View of a thermal station in the distance above the clouds, columns of smoke, ecology idea

Supreme Court Must Revisit Ostrava Woman’s Claim For Compensation Over Air Pollution

Ostrava’s Radvanice-Bartovice district, which has long been unable to observe legal limits of carcinogenic substances in the air. Photo credit: Freepik (Illustrative photo). 

Brno, Feb 8 (CTK) – The Czech Constitutional Court has upheld a complaint from a woman who unsuccessfully claimed financial compensation for health damage caused to her by air pollution, and ordered that the case be heard again by the Supreme Court, which previously rejected the woman’s claim.

The woman is a resident of Ostrava’s Radvanice-Bartovice district, which has long been unable to observe legal limits of carcinogenic substances in the air, such as benzo(a)pyrene and concentrated dust particles. In her complaint, the woman emphasised that she had fallen ill with lung cancer, and her husband had died from cancer. She demanded CZK 1.44 million in compensation.
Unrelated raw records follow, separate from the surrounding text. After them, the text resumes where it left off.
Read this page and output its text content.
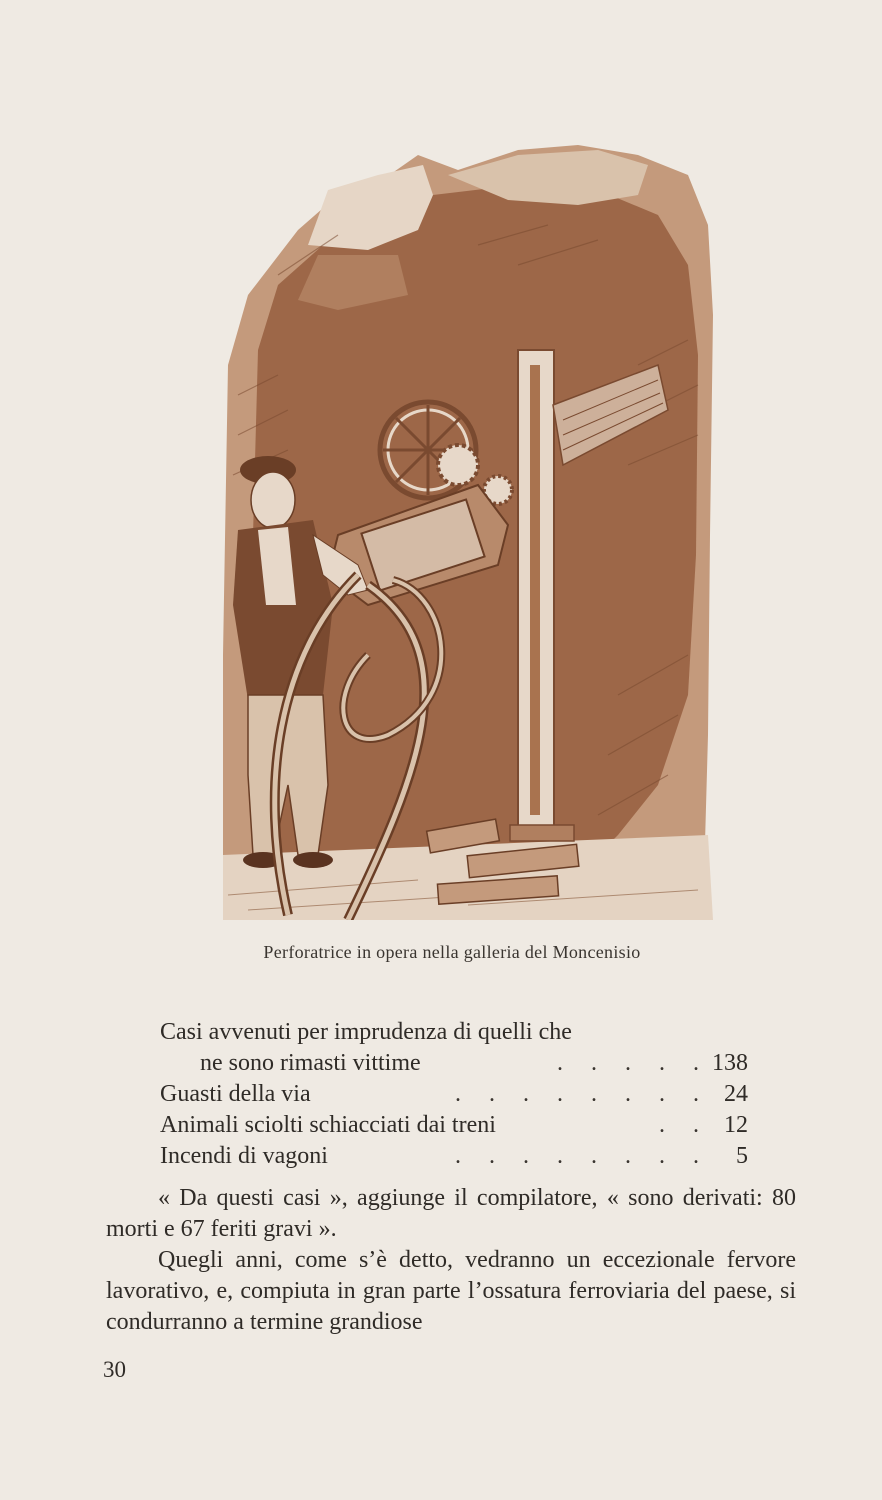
Perforatrice in opera nella galleria del Moncenisio
Casi avvenuti per imprudenza di quelli che
ne sono rimasti vittime	. . . . . 138
Guasti della via	. . . . . . . . 24
Animali sciolti schiacciati dai treni	. . 12
Incendi di vagoni	. . . . . . . . 5

« Da questi casi », aggiunge il compilatore, « sono derivati: 80 morti e 67 feriti gravi ».

Quegli anni, come s’è detto, vedranno un eccezionale fervore lavorativo, e, compiuta in gran parte l’ossatura ferroviaria del paese, si condurranno a termine grandiose

30
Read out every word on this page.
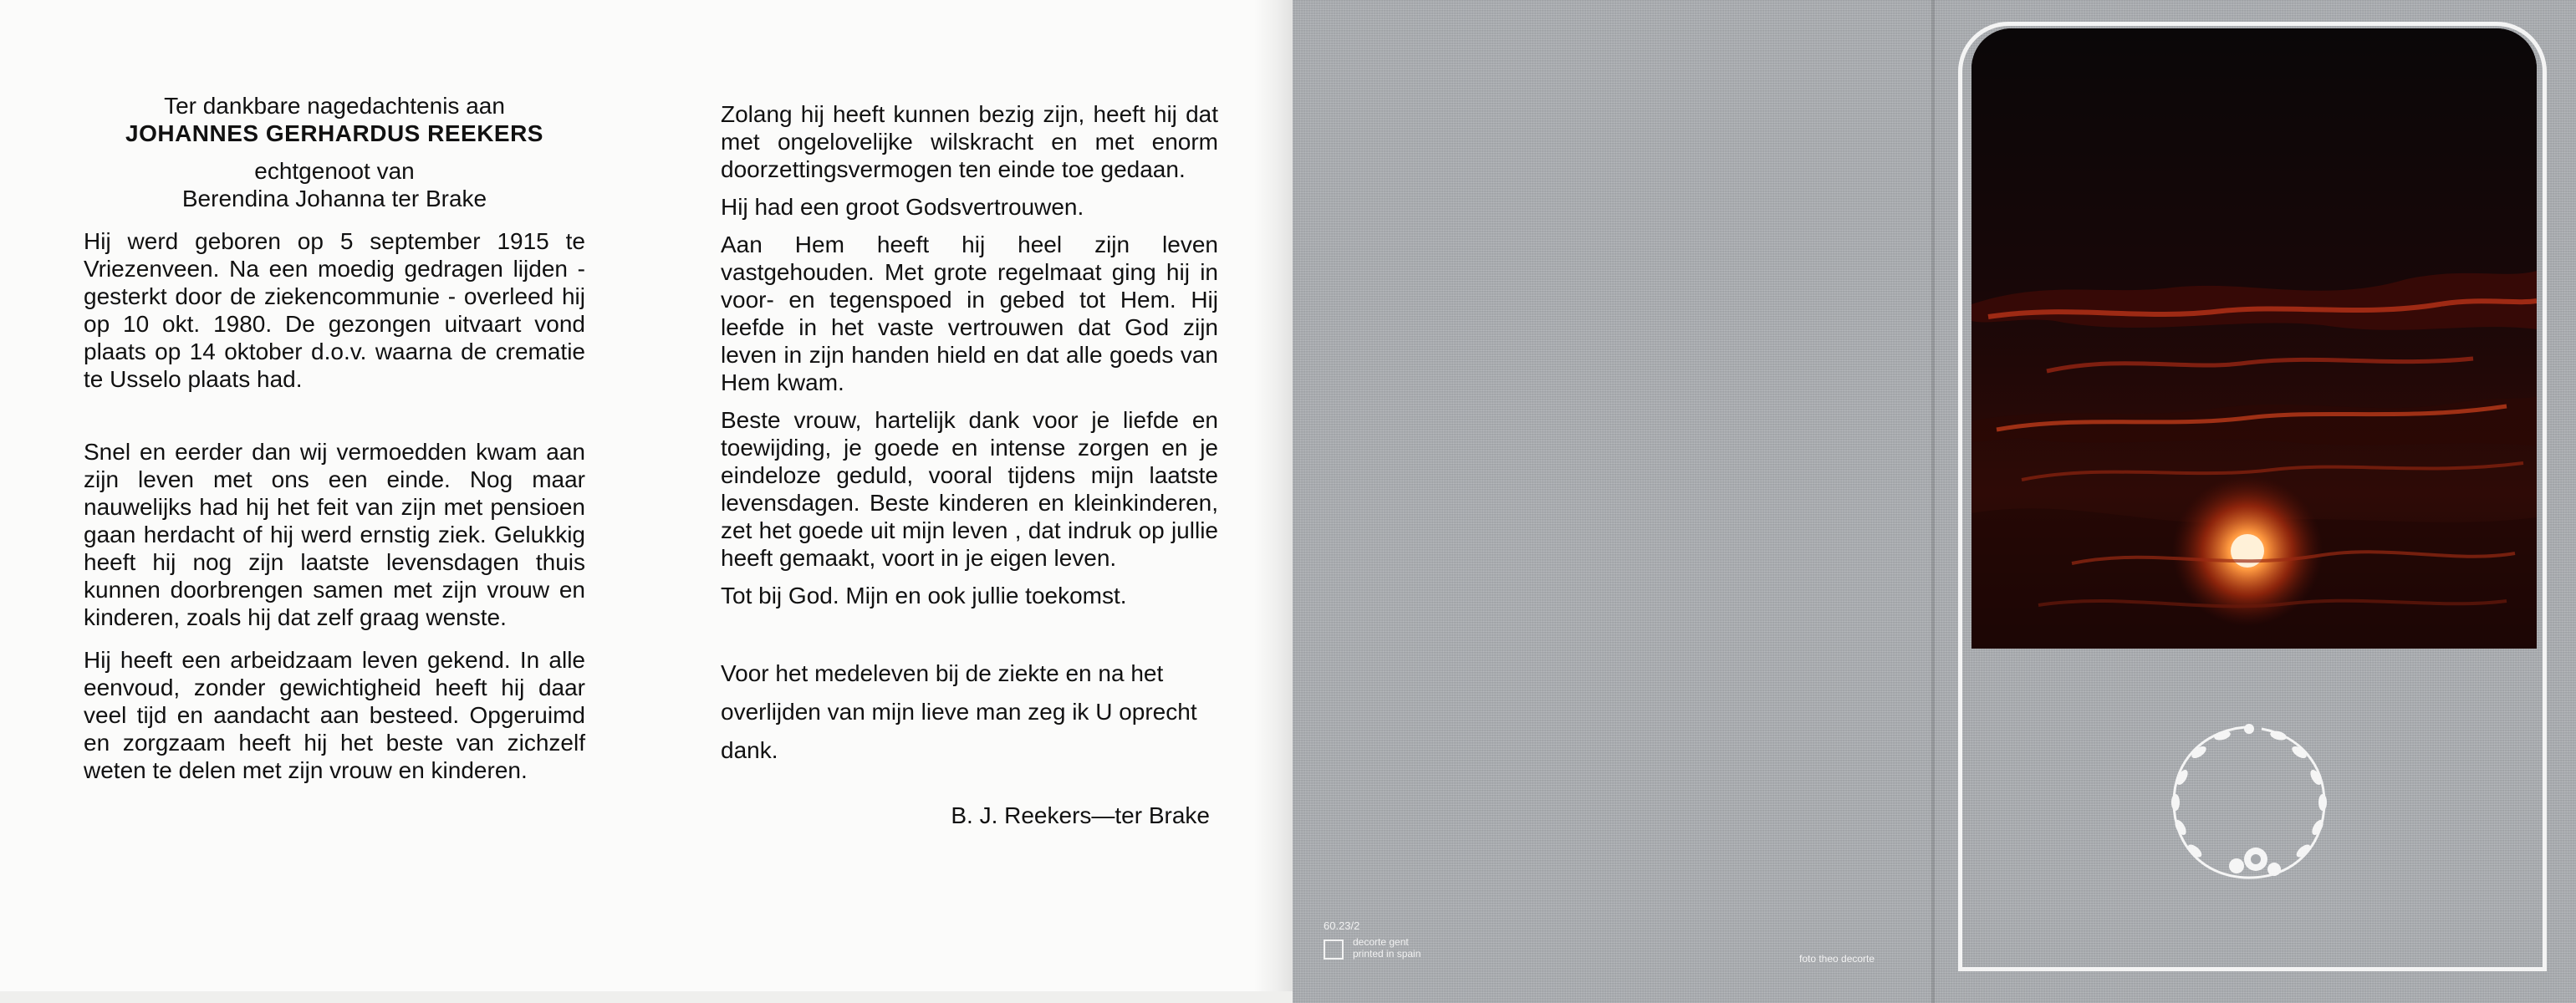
Ter dankbare nagedachtenis aan

JOHANNES GERHARDUS REEKERS

echtgenoot van

Berendina Johanna ter Brake

Hij werd geboren op 5 september 1915 te Vriezenveen. Na een moedig gedragen lijden - gesterkt door de ziekencommunie - overleed hij op 10 okt. 1980. De gezongen uitvaart vond plaats op 14 oktober d.o.v. waarna de crematie te Usselo plaats had.

Snel en eerder dan wij vermoedden kwam aan zijn leven met ons een einde. Nog maar nauwelijks had hij het feit van zijn met pensioen gaan herdacht of hij werd ernstig ziek. Gelukkig heeft hij nog zijn laatste levensdagen thuis kunnen doorbrengen samen met zijn vrouw en kinderen, zoals hij dat zelf graag wenste.

Hij heeft een arbeidzaam leven gekend. In alle eenvoud, zonder gewichtigheid heeft hij daar veel tijd en aandacht aan besteed. Opgeruimd en zorgzaam heeft hij het beste van zichzelf weten te delen met zijn vrouw en kinderen.

Zolang hij heeft kunnen bezig zijn, heeft hij dat met ongelovelijke wilskracht en met enorm doorzettingsvermogen ten einde toe gedaan.

Hij had een groot Godsvertrouwen.

Aan Hem heeft hij heel zijn leven vastgehouden. Met grote regelmaat ging hij in voor- en tegenspoed in gebed tot Hem. Hij leefde in het vaste vertrouwen dat God zijn leven in zijn handen hield en dat alle goeds van Hem kwam.

Beste vrouw, hartelijk dank voor je liefde en toewijding, je goede en intense zorgen en je eindeloze geduld, vooral tijdens mijn laatste levensdagen. Beste kinderen en kleinkinderen, zet het goede uit mijn leven , dat indruk op jullie heeft gemaakt, voort in je eigen leven.

Tot bij God. Mijn en ook jullie toekomst.

Voor het medeleven bij de ziekte en na het overlijden van mijn lieve man zeg ik U oprecht dank.

B. J. Reekers—ter Brake

60.23/2
decorte gent
printed in spain	foto theo decorte
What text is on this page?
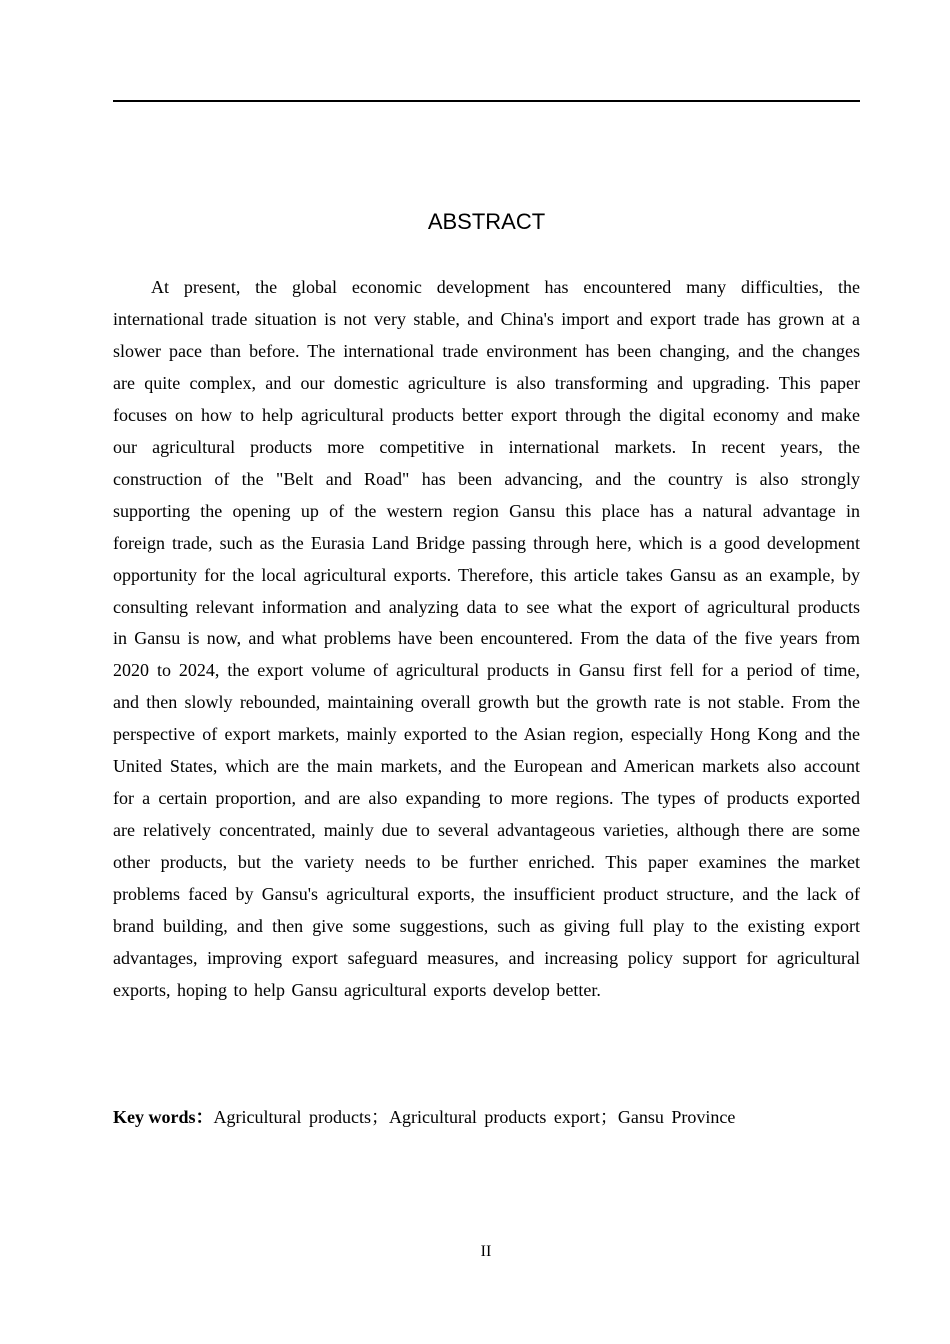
ABSTRACT

At present, the global economic development has encountered many difficulties, the international trade situation is not very stable, and China's import and export trade has grown at a slower pace than before. The international trade environment has been changing, and the changes are quite complex, and our domestic agriculture is also transforming and upgrading. This paper focuses on how to help agricultural products better export through the digital economy and make our agricultural products more competitive in international markets. In recent years, the construction of the "Belt and Road" has been advancing, and the country is also strongly supporting the opening up of the western region Gansu this place has a natural advantage in foreign trade, such as the Eurasia Land Bridge passing through here, which is a good development opportunity for the local agricultural exports. Therefore, this article takes Gansu as an example, by consulting relevant information and analyzing data to see what the export of agricultural products in Gansu is now, and what problems have been encountered. From the data of the five years from 2020 to 2024, the export volume of agricultural products in Gansu first fell for a period of time, and then slowly rebounded, maintaining overall growth but the growth rate is not stable. From the perspective of export markets, mainly exported to the Asian region, especially Hong Kong and the United States, which are the main markets, and the European and American markets also account for a certain proportion, and are also expanding to more regions. The types of products exported are relatively concentrated, mainly due to several advantageous varieties, although there are some other products, but the variety needs to be further enriched. This paper examines the market problems faced by Gansu's agricultural exports, the insufficient product structure, and the lack of brand building, and then give some suggestions, such as giving full play to the existing export advantages, improving export safeguard measures, and increasing policy support for agricultural exports, hoping to help Gansu agricultural exports develop better.

Key words：Agricultural products；Agricultural products export；Gansu Province

II
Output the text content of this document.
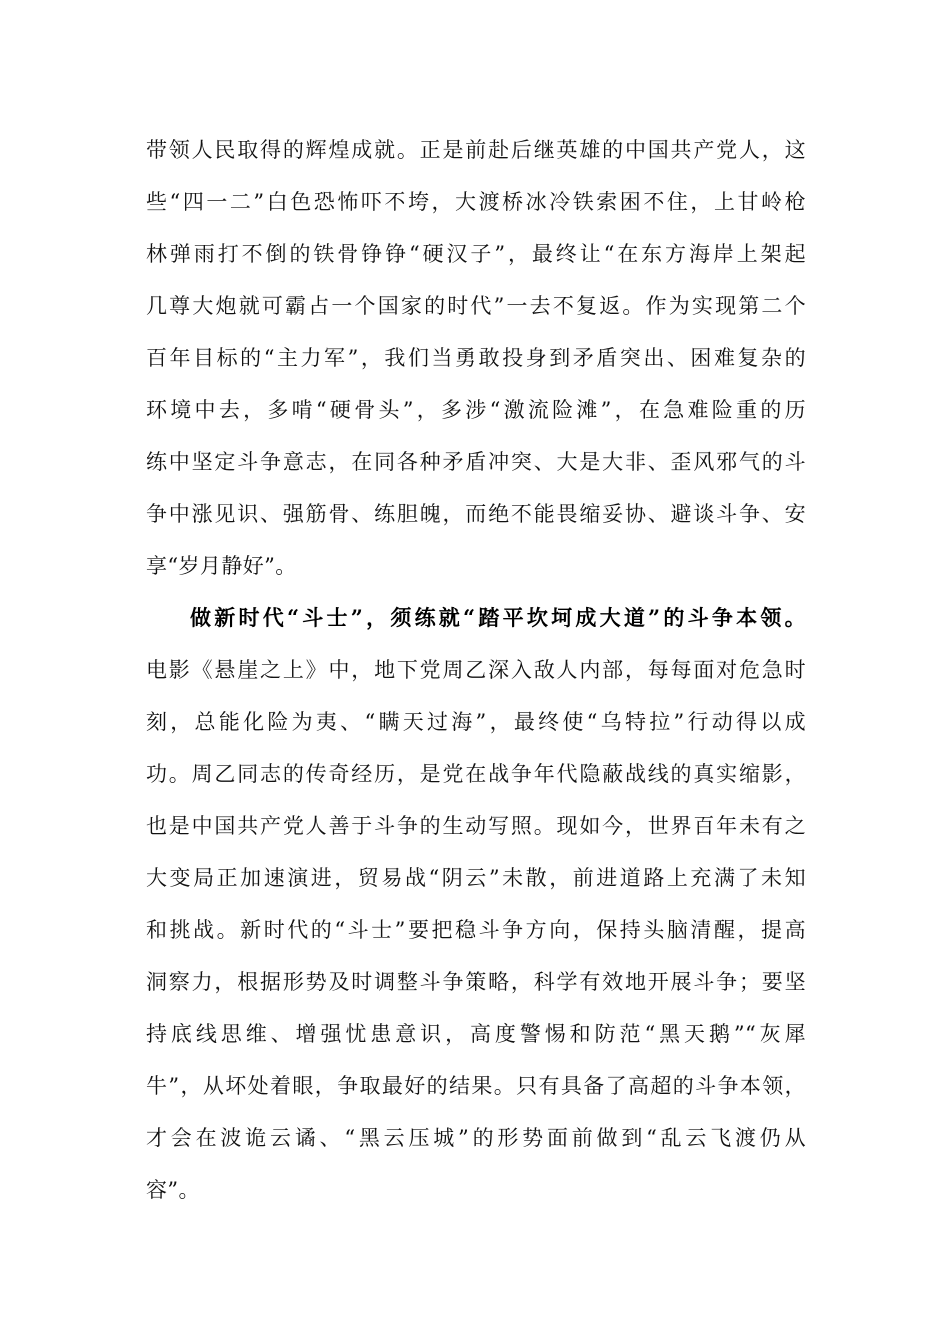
带领人民取得的辉煌成就。正是前赴后继英雄的中国共产党人，这
些“四一二”白色恐怖吓不垮，大渡桥冰冷铁索困不住，上甘岭枪
林弹雨打不倒的铁骨铮铮“硬汉子”，最终让“在东方海岸上架起
几尊大炮就可霸占一个国家的时代”一去不复返。作为实现第二个
百年目标的“主力军”，我们当勇敢投身到矛盾突出、困难复杂的
环境中去，多啃“硬骨头”，多涉“激流险滩”，在急难险重的历
练中坚定斗争意志，在同各种矛盾冲突、大是大非、歪风邪气的斗
争中涨见识、强筋骨、练胆魄，而绝不能畏缩妥协、避谈斗争、安
享“岁月静好”。
做新时代“斗士”，须练就“踏平坎坷成大道”的斗争本领。
电影《悬崖之上》中，地下党周乙深入敌人内部，每每面对危急时
刻，总能化险为夷、“瞒天过海”，最终使“乌特拉”行动得以成
功。周乙同志的传奇经历，是党在战争年代隐蔽战线的真实缩影，
也是中国共产党人善于斗争的生动写照。现如今，世界百年未有之
大变局正加速演进，贸易战“阴云”未散，前进道路上充满了未知
和挑战。新时代的“斗士”要把稳斗争方向，保持头脑清醒，提高
洞察力，根据形势及时调整斗争策略，科学有效地开展斗争；要坚
持底线思维、增强忧患意识，高度警惕和防范“黑天鹅”“灰犀
牛”，从坏处着眼，争取最好的结果。只有具备了高超的斗争本领，
才会在波诡云谲、“黑云压城”的形势面前做到“乱云飞渡仍从
容”。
After last week’s intervention by the Constitutional Court, announced by the law firm Frank Bold on Twitter on Wednesday, the Supreme Court will have to deal with the case again.

https://twitter.com/FrankBoldCZ/status/1623260569615667202

After the Czech accession to the EU in 2004, the Environment Ministry was bound to draft national action plans and programs for improving the quality of air, including effective measures to meet the relevant legal limits. The plaintiff told the court that this did not happen. 

The legal dispute was previously dealt with by district and regional courts, which upheld the woman’s argument that the Environment Ministry acted wrongly by failing to adopt an air improvement program in time, and that the woman suffered non-material harm by falling ill with cancer and seeing her husband die. Nevertheless, the courts dismissed her complaint, arguing that she failed to prove a causal relationship between the state’s inaction and the damage she suffered.

The Constitutional Court has now upheld her objections and returned the case to the Supreme Court, which previously denied her petition for an appellate review and rejected it as inadmissible. This decision was at variance with the woman’s legal rights, the Constitutional Court ruled.

“The Supreme Court should deal with the petition in terms of the content [of the dispute],” said Frank Bold lawyer Pavel Cerny. “Above all, it should focus on whether the submitted epidemiological study confirms the causal relationship between the damage to the woman’s health and the wrong actions on the part of the state bodies.” 

Air pollution in the Moravia-Silesia Region, of which Ostrava is the capital, has for a long time been the worst in the Czech Republic, influenced by local industry, transport, household heating, and also harmful substances carried by wind from nearby Poland.